Brands can live forever, but only if properly managed. Kraft Heinz neglected its brands. And, because of the pressured environment to cut costs, Kraft Heinz found itself unable to sustain the value of its brands. In 2019, Kraft Heinz was forced to write down the value of beloved brands like Oscar Mayer and Kraft mac and cheese by more than US $15 billion. 

Again, you cannot cost manage your way to enduring profitable growth. The Wall Street Journal reported that former Kraft Heinz employees said “…the company’s heavy cost-cutting after the Kraft Heinz merger diminished its ability to promote new or improved products.”

The goal of effective management is high quality revenue growth. The bottom line of any enterprise is to attract more customers who purchase more frequently who are more loyal generating more revenues and increasing profitability. Quality revenue growth of the top line is the road to enduring profitable growth of the bottom line. Organizations must focus on both customer value and stakeholder value at the same time. Focusing only on shareholder value at the expense of customer value is death-wish management.

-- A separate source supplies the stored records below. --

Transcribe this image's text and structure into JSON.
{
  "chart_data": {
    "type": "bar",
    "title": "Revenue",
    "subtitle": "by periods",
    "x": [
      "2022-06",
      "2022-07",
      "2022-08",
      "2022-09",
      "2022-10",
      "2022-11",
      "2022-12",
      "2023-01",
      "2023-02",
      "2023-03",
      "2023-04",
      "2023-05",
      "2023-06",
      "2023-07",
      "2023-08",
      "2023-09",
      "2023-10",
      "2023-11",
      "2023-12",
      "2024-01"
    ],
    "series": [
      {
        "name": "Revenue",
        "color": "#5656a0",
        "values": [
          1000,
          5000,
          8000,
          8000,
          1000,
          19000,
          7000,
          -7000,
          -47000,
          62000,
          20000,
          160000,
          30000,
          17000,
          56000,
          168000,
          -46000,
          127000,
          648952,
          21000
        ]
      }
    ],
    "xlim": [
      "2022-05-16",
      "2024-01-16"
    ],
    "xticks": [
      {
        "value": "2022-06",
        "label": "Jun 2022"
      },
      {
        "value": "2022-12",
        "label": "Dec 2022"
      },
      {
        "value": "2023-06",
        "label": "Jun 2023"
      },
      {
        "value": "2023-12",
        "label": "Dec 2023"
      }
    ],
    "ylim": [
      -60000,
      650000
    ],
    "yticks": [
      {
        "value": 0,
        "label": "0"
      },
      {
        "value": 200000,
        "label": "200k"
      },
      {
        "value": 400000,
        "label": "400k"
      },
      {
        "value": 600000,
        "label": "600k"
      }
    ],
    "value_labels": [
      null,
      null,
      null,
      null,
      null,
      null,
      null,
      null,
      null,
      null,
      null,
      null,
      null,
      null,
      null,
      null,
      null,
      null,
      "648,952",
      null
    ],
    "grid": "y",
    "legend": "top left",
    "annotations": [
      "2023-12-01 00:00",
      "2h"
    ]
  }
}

Enriching loyal shareholders through financial finagling combined with short-term marketing tactics does not address declines in customer satisfaction and transactions. The financial engineers insist that their behaviors “unlock value.”  Not true. Financial engineering does not unlock value; it exploits value for short-term benefit. And, in the end, the brands (as well as, customers and employees) pay the price for these pecuniary shenanigans.

This is not to say that having a short-term focus is completely wrong. If there is no short term there will be no long term. However, managers must manage both the short term and the long term. The in-the-year for-the-year approach to management is a brand destroyer.

The SEC ruling with its accompanying fine and its charging of two of the executives involved may have been buried in the press after September 4th, but it is a boon for brands. 

Hopefully, this ruling will put some nails into the coffin of zero-based budgeting and financial engineering. Hopefully, this ruling will persuade companies to start engineering on behalf of customers, all stakeholders and brands. Hopefully, this ruling will usher in a new era of corporate virtue.

In the meantime, Kraft Heinz has acknowledged that brand building must be a priority.